La Composizione Chimica Del Ginseng

Come gran parte delle piante commestibili, le radici di ginseng contengono carboidrati, zuccheri, aminoacidi, vitamine e minerali. Tuttavia, gli ingredienti attivi sono le saponine, che racchiudono tutti gli effetti benefici della pianta.

Fino ad oggi, gli scienziati hanno individuato 13 saponine nel ginseng. Esse vengono chiamate genericamente ginsenosidi, o panaxosidi.

La Storia Del Ginseng

LA STORIA DEL GINSENG

Nessuno sa con esattezza quando gli esseri umani iniziarono ad usare il ginseng come tonificante. Il primo consumo di ginseng è documentato in alcuni testi cinesi, risalenti al 1° secolo a.C. Questi documenti, redatti da erboristi cinesi, affermavano che le radici di ginseng potevano riattivare la mente, prolungare la vita, e aumentare la saggezza, oltre a migliorare le prestazioni sessuali. La reputazione di potente afrodisiaco ha reso il ginseng molto popolare per secoli, fino ai giorni nostri.

Probabilmente, i primi praticanti della medicina cinese sperimentarono gli effetti del ginseng incuriositi dal fatto che la radice somigliava ad un piccolo essere umano. Essi avranno pensato che il ginseng fosse benefico per l'organismo dell'uomo, allo stesso modo in cui credevano che le noci fossero utili per la mente perché somigliavano ad un cervello.

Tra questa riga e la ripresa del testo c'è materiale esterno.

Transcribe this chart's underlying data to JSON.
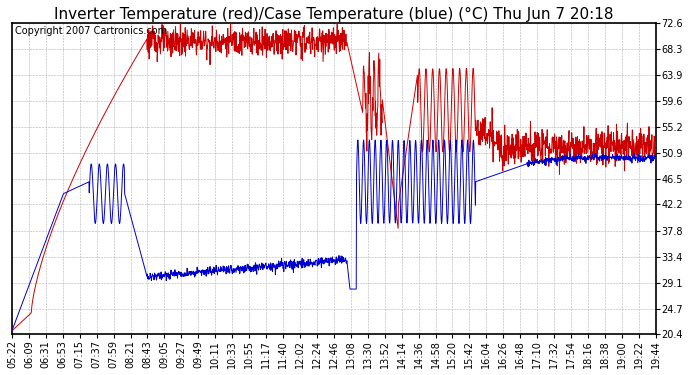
{
  "title": "Inverter Temperature (red)/Case Temperature (blue) (°C) Thu Jun 7 20:18",
  "copyright": "Copyright 2007 Cartronics.com",
  "ylim": [
    20.4,
    72.6
  ],
  "yticks": [
    20.4,
    24.7,
    29.1,
    33.4,
    37.8,
    42.2,
    46.5,
    50.9,
    55.2,
    59.6,
    63.9,
    68.3,
    72.6
  ],
  "x_labels": [
    "05:22",
    "06:09",
    "06:31",
    "06:53",
    "07:15",
    "07:37",
    "07:59",
    "08:21",
    "08:43",
    "09:05",
    "09:27",
    "09:49",
    "10:11",
    "10:33",
    "10:55",
    "11:17",
    "11:40",
    "12:02",
    "12:24",
    "12:46",
    "13:08",
    "13:30",
    "13:52",
    "14:14",
    "14:36",
    "14:58",
    "15:20",
    "15:42",
    "16:04",
    "16:26",
    "16:48",
    "17:10",
    "17:32",
    "17:54",
    "18:16",
    "18:38",
    "19:00",
    "19:22",
    "19:44"
  ],
  "bg_color": "#ffffff",
  "plot_bg_color": "#ffffff",
  "grid_color": "#b0b0b0",
  "red_color": "#cc0000",
  "blue_color": "#0000cc",
  "title_fontsize": 11,
  "tick_fontsize": 7,
  "copyright_fontsize": 7
}
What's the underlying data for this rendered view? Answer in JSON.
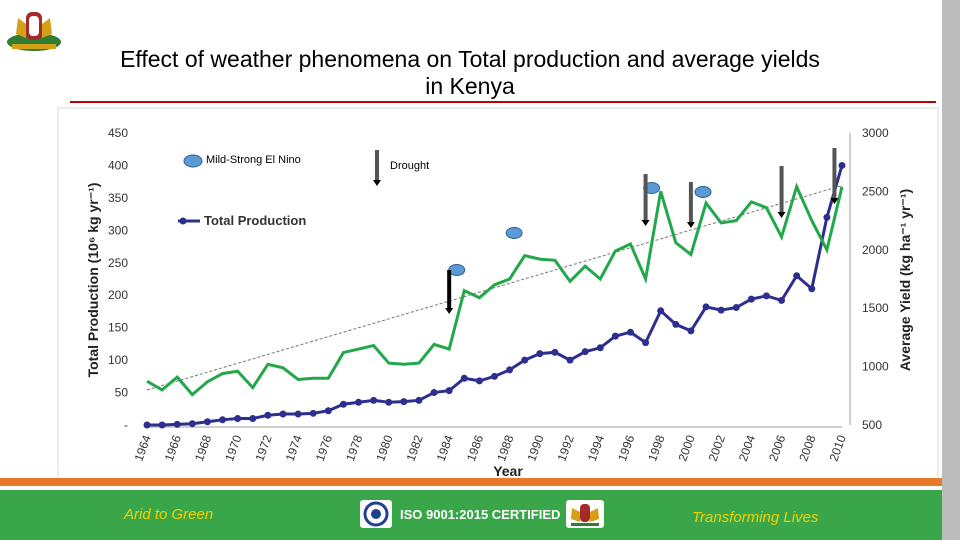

Può sembrare strano per il mondo moderno, ma questa procedura era molto comune nell'antichità, ed aveva persino un nome: Dottrina delle Segnature. Nel caso del ginseng, questa dottrina ci aveva azzeccato in pieno.

In poco tempo, tutta la Cina conobbe il ginseng e la sua prestigiosa reputazione. Il governo cinese cercò di prendere il controllo delle zone dove il ginseng cresceva selvaggio, e ben presto la radice venne venduta a peso d'oro. Oggi il ginseng selvatico in Asia è rarissimo, e incredibilmente costoso a causa dell'eccessivo sfruttamento.

Attualmente il ginseng americano è uno dei principali prodotti esportati in Cina. Alcune piante vengono coltivate secondo metodi tradizionali, o simulando le condizioni naturali, ma la ricerca del ginseng selvatico attira ancora molte persone negli Appalachi e nelle Smoky Mountains. I cacciatori frugano i pendii delle montagne, spesso sconfinando in terreni privati, alla ricerca di piccole piante verdi con bacche rosse. Le radici sono talmente preziose che dalla loro vendita si può ottenere un guadagno sufficiente per un anno intero.

Qualcuno pianta nuovamente i semi dopo aver raccolto le radici mature. Altri invece prelevano tutto quello che possono, senza alcun riguardo per le generazioni di piante future. Pertanto, sono state create delle rigide normative per controllare i raccoglitori di ginseng, e per stabilire tempi e modalità di raccolta.